When our son was slow to the reading game, my husband David regularly took him to the children’s shop of the Metropolitan Museum and together they picked out some beautifully illustrated classics:  Kidnapped, The Black Arrow,  The Jungle Book.  With our daughter, David  read Heidi and Anne of Green Gables, and the magical, feminist books by Madeleine L’Engle.  Fortunately there were some overlaps, too.  Both children loved  Edward Lear’s The Pobble Who Has No Toes, and Roald Dahl’s Revolting Rhymes illustrated by Sir Quentin Blake.  These books are just as funny and just as mesmerizing today. For a wonderful guide to the perennial classics, see A Shimmer of Joy: One Hundred Children’s Pictures Books by Chris Loker (Godine, November 2020).

My children grew up to be passionate about books and our son, Chris, has kept up the ritual of reading to his offspring, too.  
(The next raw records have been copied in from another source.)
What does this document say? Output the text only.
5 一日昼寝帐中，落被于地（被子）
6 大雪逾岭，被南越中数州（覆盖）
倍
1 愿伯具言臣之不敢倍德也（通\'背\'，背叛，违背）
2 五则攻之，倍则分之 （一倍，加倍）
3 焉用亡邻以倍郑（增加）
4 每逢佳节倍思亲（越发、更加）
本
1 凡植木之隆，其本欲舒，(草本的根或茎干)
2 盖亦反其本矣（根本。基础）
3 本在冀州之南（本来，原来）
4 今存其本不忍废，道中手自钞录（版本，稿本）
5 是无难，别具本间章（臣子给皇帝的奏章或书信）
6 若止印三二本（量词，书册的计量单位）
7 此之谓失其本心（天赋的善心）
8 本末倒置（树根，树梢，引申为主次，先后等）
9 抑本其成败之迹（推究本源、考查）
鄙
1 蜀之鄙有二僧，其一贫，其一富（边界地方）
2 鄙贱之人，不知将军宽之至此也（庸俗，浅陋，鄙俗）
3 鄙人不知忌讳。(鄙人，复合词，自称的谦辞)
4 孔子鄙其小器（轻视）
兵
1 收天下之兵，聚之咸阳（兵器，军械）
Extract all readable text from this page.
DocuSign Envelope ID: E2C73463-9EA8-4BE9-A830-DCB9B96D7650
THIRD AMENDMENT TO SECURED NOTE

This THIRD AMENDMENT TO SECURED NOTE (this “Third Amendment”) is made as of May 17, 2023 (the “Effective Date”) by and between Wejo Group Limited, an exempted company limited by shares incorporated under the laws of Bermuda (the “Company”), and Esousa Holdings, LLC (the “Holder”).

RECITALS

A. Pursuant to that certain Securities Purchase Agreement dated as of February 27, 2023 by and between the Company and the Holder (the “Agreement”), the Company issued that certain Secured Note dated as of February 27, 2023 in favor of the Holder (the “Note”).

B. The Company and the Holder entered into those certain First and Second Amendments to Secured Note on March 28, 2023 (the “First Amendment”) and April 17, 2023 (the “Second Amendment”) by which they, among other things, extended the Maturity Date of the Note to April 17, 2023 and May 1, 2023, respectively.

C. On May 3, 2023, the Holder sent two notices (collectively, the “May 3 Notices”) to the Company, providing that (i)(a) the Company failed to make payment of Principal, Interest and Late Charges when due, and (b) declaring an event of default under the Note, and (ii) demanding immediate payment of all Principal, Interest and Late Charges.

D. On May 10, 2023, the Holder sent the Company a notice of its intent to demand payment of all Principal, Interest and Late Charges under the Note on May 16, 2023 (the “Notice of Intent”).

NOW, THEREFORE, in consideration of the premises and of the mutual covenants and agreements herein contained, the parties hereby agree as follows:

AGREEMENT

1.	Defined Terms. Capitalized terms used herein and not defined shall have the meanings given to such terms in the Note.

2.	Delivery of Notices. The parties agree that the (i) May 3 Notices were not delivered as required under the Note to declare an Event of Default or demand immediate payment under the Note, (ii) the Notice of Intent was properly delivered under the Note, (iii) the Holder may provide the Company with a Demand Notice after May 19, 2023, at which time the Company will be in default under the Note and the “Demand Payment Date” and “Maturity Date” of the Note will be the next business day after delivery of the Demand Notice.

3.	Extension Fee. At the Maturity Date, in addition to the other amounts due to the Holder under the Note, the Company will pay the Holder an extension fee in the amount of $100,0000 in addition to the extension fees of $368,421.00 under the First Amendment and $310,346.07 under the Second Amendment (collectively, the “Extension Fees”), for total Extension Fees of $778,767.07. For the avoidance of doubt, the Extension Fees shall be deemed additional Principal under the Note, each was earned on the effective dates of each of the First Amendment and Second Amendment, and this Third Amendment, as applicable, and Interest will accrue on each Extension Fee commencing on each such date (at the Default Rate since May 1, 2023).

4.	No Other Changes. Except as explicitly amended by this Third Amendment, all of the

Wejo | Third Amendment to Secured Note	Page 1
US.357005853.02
“Our kids are very physical,”  he explains, “and  our daytime interactions are very high energy. Bedtime storytelling is a chance to take things down a notch and have some intimate time together.”

My grandsons,  four and six, now have their favorites—Judith Viorst’s Alexander and the Terrible, Horrible, Very Bad, No Good Day, and Mercer Mayer’s What a Bad Dream–reassuring reads in this uncertain time, when daytime schedules run amok and sleep can be a little anxious.

Start your own storytelling tradition

My friend David Bloom believes it’s never too early to start reading to a child.  He whispered Red Sox stats to his son, Josh,  in utero, and couldn’t wait to crack a book with him.  As soon as Josh was old enough,  David regaled him with detective tales featuring Freddy the Pig.  “I loved those reading sessions because they brought us together,” David says, “but they also allowed me to return to my own childhood. Storytelling time was a reminder of the magic of the spoken word.”  

Now grown, Josh says these stories inspired his love of folklore and the theatre. “I came to understand the storytelling is as old as mankind itself.,” he says. “Parents reading to their children brings back the magic of old ways.” 

Equally riveting—and surely not to be forgotten—are a parent’s own origin stories.   My husband often regaled our children with  “Treorchy Tales,” about his boyhood in a coal mining town in South Wales, where there was no electricity, the  lavatory was an outhouse, and each winter sleds were made from wooden boards supplied by the local coffin maker.  Our children found these stories fascinating and hilarious.  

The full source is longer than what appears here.